The review included 19 trials (1395 participants) that assessed whether massage alone or in combination with other treatments could help reduce neck pain and improve function. Results showed that massage is safe and any side effects were temporary and benign. Neither massage alone nor massage combined with other treatments showed a significant advantage over other comparison groups, however. It was compared with other treatments after use alone, or in combination with other treatments as follows: no other treatment, hot packs, active range-of-movement exercises, interferential current, acupuncture, exercises, sham laser, transcutaneous electrical nerve stimulation (TENS), manual traction, mobilisation, education and pain medication.

Overall, the quality of the studies was poor and the number of participants in most trials was small.

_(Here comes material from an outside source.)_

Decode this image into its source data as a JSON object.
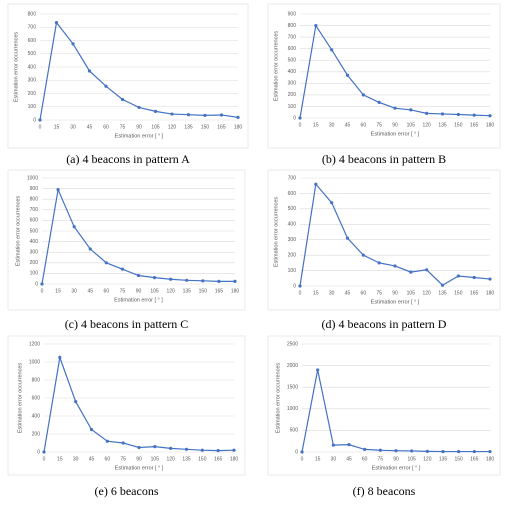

Most studies lacked a definition, description or rationale for massage, the massage technique or both. In some cases, it was questionable whether the massage in the study would be considered effective massage under any circumstances. Details of the credentials or experience of the person giving the massage were often missing, and only 11 out of 19 trials reported enough detail to determine who actually was giving the massage. There was such a range of massage techniques and comparison treatments in the studies that results could not be combined to get an overall picture of the effectiveness of massage. Therefore, no firm conclusions could be drawn and the effectiveness of massage for improving neck pain and function remains unclear.

Electrotherapy for neck disorders

Kroeling P, Gross A, Goldsmith CH, Houghton PE, Cervical Overview Group.

Electrotherapy for neck disorders. Cochrane Database of Systematic Reviews 2005; issue 2

This Cochrane review included 14 comparisons (525 people with mechanical neck disorders) in 11 publications but the analysis was limited by underpowered low-quality trials, paucity of literature and heterogeneity of treatment subtypes. It was not possible to make definitive statements on the effects of electrotherapy for people with acute or chronic mechanical neck disorders. Based on this review the current evidence on Galvanic current (direct or pulsed), iontophoresis, transcutaneous electrical nerve stimulation (TENS), electrical muscle stimulation, low or high frequency pulsed electromagnetic field and permanent magnets is lacking, limited or conflicting.